30. Monet had made his first studies of ice-flows in the Seine in 1869. Still in thrall to tradition, he left the ice and water looking gray. By his return to the subject in 1880, his revolution was underway. He now covered the ice with skeins of blue, green and yellow. The green tone in the ice spreads to everything else, even through the pinks and blues of the poplars.

31. A striking example of how much Monet had progressed came in another of his debacles where the sun was no longer represented by a bars of red across the water, a la Claude, but casts a violet light deeply beneath its surface, making the ice look even greener.

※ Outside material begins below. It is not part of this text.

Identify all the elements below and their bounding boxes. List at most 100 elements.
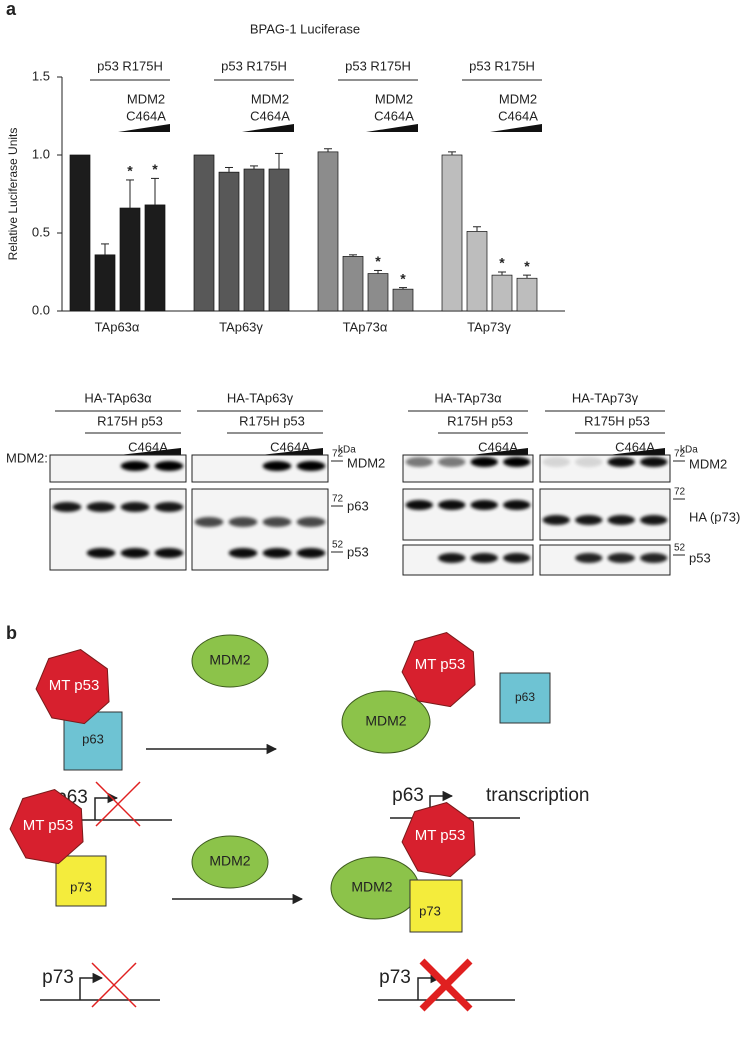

32. Monet had made an extraordinary advance in eleven years. The break-up of the ice paralleled his break-up of light.

33. A few years later, another thaw sent him back to the Seine for a dozen canvases where the glistening blocks of ice look like the flowering waterlily pads that he would begin to paint in 1895. Significantly, his first image of ‘The water-lily pond’ was a winter scene. His snow pictures bequeathed to his waterlily series what he called “the same light spread everywhere around”.

34. In 1890-91, Monet added eighteen winter effects to his grainstacks series, two of which are coming to Canberra. Although painted within weeks of each other, the difference between them is as great as that between his efforts in the snow in the late 1860s and his final winter effects in 1895. “Grainstacks, snow effect” is no more than white snow over brown field and stacks. By contrast, a contemporary critic praised the other, “Grainstack at sunset“, for its “phosphorescent shadows’, which, when a ‘sudden frost enameled them blue, glittered on a sky first pink, then gold”.

35. Monet had gone past photographic naturalism. He was moving closer to the interplays between matter and energy, that were attracting contemporary physicists.

36. He had ceased to be an 1870s-style Impressionist concerned only to catch the momentary effects. He was now pursuing the underlying dynamics.

37. His ways of seeing swung into line with developments in other aspects of European culture, where the underpinings of every belief were being challenged. Indeed, the critics who complained about the disappearance of a single viewing point from Monet’s work echoed the puzzles being posed by the philosopher-poet Frederich Nietzsche. Nietzsche had followed his 1882 quip that “God is Dead” with a chain of questions about the loss of certainty in every aspect of life:

Who gave us the sponge to wipe away the entire horizon? What were we doing when we unchained this earth from its sun … Are we not plunging continually? Backward, sideward, forward, in all directions? Is there still any up and down?

38. As well as shifting his viewing points, Monet experimented with other devices to convey his flattening of perspective. He left corners unworked. Later he painted on oval and round canvases. Eventually, he encircled the viewer with panels of waterlillies at the Orangerie. Hostile auctioneers who hung Monet’s paintings upside down were more perceptive than they knew.

39. Snowlight continued to attract Monet . In February 1895, he joined his step-son in Norway for a working holiday. On arrival, Monet accepted that he had much to learn about snow in a land where the days were so much shorter and the angle of the sun’s rays lower than in northern France. The vastness of snow in every direction magnified the light and put him into “a continual state of amazement”. A month later he could appreciate “lovely effects I was blind to in the beginning”.

40. Like any master in a new environment, Monet searched for a subject to test his talents, settling on Mt Kolsaas, outside Oslo. The dozen canvases he worked on were mere sketches, not even impressions.

41. By then, aged 55, Monet was so afflicted with rheumatics from his winters out in the cold that those weeks in Norway were his last at working in the snow. In the remaining 30 years of his creative life, he never again took snow as his subject.

42. In his ceaseless play of lights and colours, whether in the delicate waterlillies, for which he is so loved, or in the flaming Japanese bridge that occupied him till his death in 1927, we can see the fruits of those bitter days and harsh months. Snow had helped to make him his own kind of Post-Impressionist, leaving open a door to the abstractions of Jackson Pollock and Mark Rothko.